Sad Statistics: Poor Birth Outcome
Among the causes of these sad statistics are the lifestyle behaviors of women in their childbearing years. For example, 10% of women in this age group consume alcohol and 11% smoke during their pregnancies. Prior to conception, a whopping 69% of women in their fertile years aren't taking folic acid, 31% are obese, and 3% use prescription medication or OTC drugs that have a reputation for causing birth defects.
In addition to these causes of poor birth outcome, 4% of women in their fertile years suffer from medical conditions such as diabetes that if left uncontrolled, might have a serious deleterious effect on pregnancy. All of these risk factors represent serious obstacles to a healthy pregnancy, but making lifestyle changes and receiving good medical care can avoid tragedy and make a successful pregnancy outcome possible.
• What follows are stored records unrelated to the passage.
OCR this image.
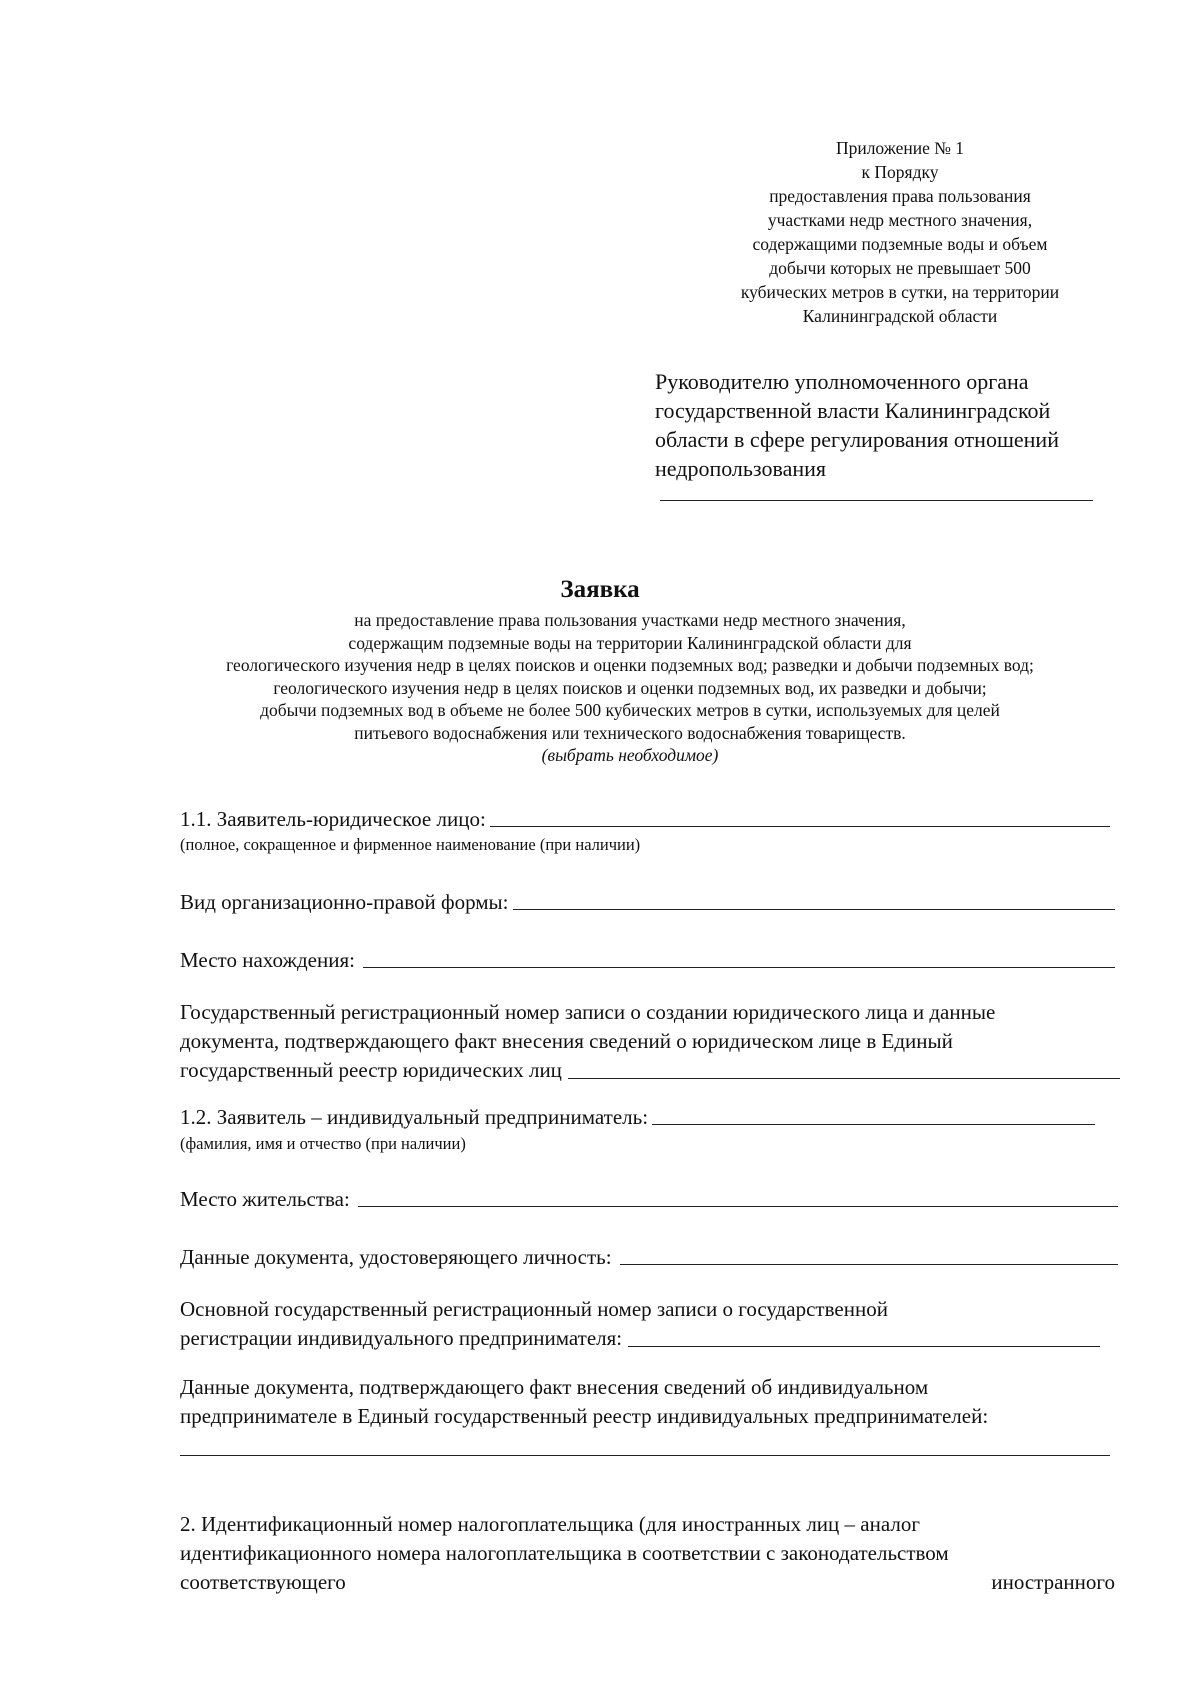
Приложение № 1
к Порядку
предоставления права пользования
участками недр местного значения,
содержащими подземные воды и объем
добычи которых не превышает 500
кубических метров в сутки, на территории
Калининградской области
Руководителю уполномоченного органа
государственной власти Калининградской
области в сфере регулирования отношений
недропользования
Заявка
на предоставление права пользования участками недр местного значения,
содержащим подземные воды на территории Калининградской области для
геологического изучения недр в целях поисков и оценки подземных вод; разведки и добычи подземных вод;
геологического изучения недр в целях поисков и оценки подземных вод, их разведки и добычи;
добычи подземных вод в объеме не более 500 кубических метров в сутки, используемых для целей
питьевого водоснабжения или технического водоснабжения товариществ.
(выбрать необходимое)
1.1. Заявитель-юридическое лицо:
(полное, сокращенное и фирменное наименование (при наличии)
Вид организационно-правой формы:
Место нахождения:
Государственный регистрационный номер записи о создании юридического лица и данные
документа, подтверждающего факт внесения сведений о юридическом лице в Единый
государственный реестр юридических лиц
1.2. Заявитель – индивидуальный предприниматель:
(фамилия, имя и отчество (при наличии)
Место жительства:
Данные документа, удостоверяющего личность:
Основной государственный регистрационный номер записи о государственной
регистрации индивидуального предпринимателя:
Данные документа, подтверждающего факт внесения сведений об индивидуальном
предпринимателе в Единый государственный реестр индивидуальных предпринимателей:
2. Идентификационный номер налогоплательщика (для иностранных лиц – аналог
идентификационного номера налогоплательщика в соответствии с законодательством
соответствующего	иностранного
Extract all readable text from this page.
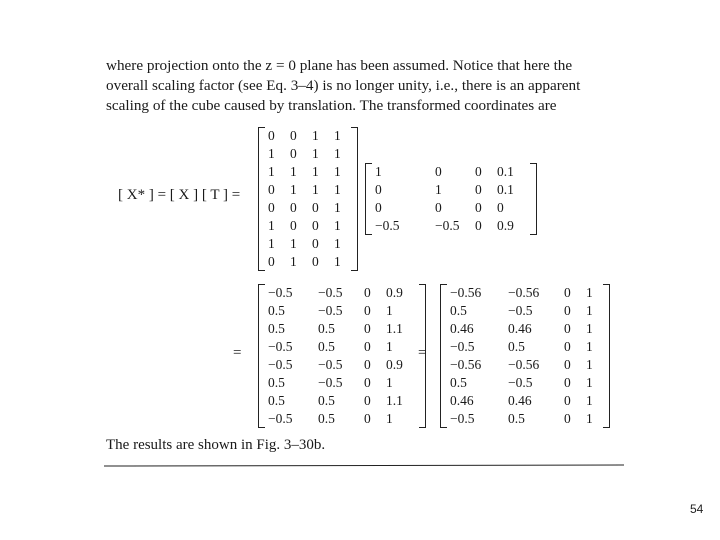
where projection onto the z = 0 plane has been assumed. Notice that here the
overall scaling factor (see Eq. 3–4) is no longer unity, i.e., there is an apparent
scaling of the cube caused by translation. The transformed coordinates are
[ X* ] = [ X ] [ T ] =
0	0	1	1
1	0	1	1
1	1	1	1
0	1	1	1
0	0	0	1
1	0	0	1
1	1	0	1
0	1	0	1
1	0	0	0.1
0	1	0	0.1
0	0	0	0
−0.5	−0.5	0	0.9
=
−0.5	−0.5	0	0.9
0.5	−0.5	0	1
0.5	0.5	0	1.1
−0.5	0.5	0	1
−0.5	−0.5	0	0.9
0.5	−0.5	0	1
0.5	0.5	0	1.1
−0.5	0.5	0	1
=
−0.56	−0.56	0	1
0.5	−0.5	0	1
0.46	0.46	0	1
−0.5	0.5	0	1
−0.56	−0.56	0	1
0.5	−0.5	0	1
0.46	0.46	0	1
−0.5	0.5	0	1
The results are shown in Fig. 3–30b.
54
Even women aware of the importance of prenatal care may not know it comes far too late in the game to prevent the worst of the preventable pregnancy problems. Women in the U.S. tend to begin receiving their prenatal care by the 11th or 12th week of gestation. But a fetus is most susceptible to permanent but avoidable developmental damage from the 4th to the 10th week after conception has occurred.
No Clue: Most Women Don't Know They Are Pregnant
Most women have no idea they've conceived during these early weeks. For this reason, it's crucial that all women partake of preconception care. In this way, women can eliminate risk factors before damage can be done to her baby or to her own health.
The Centers for Disease Control and Prevention (CDC) have recommended that all women in their childbearing years avail themselves of preconception care. As such, they have begun an initiative known as Healthy People 2000 to ensure that primary care doctors are able to give preconception care to their patients. For now, just one in four health care providers fills this role for their female patients. The aim of Happy People 2000 is to bring the rate of doctors who offer this service up to 60%. The issue has become too critical to ignore.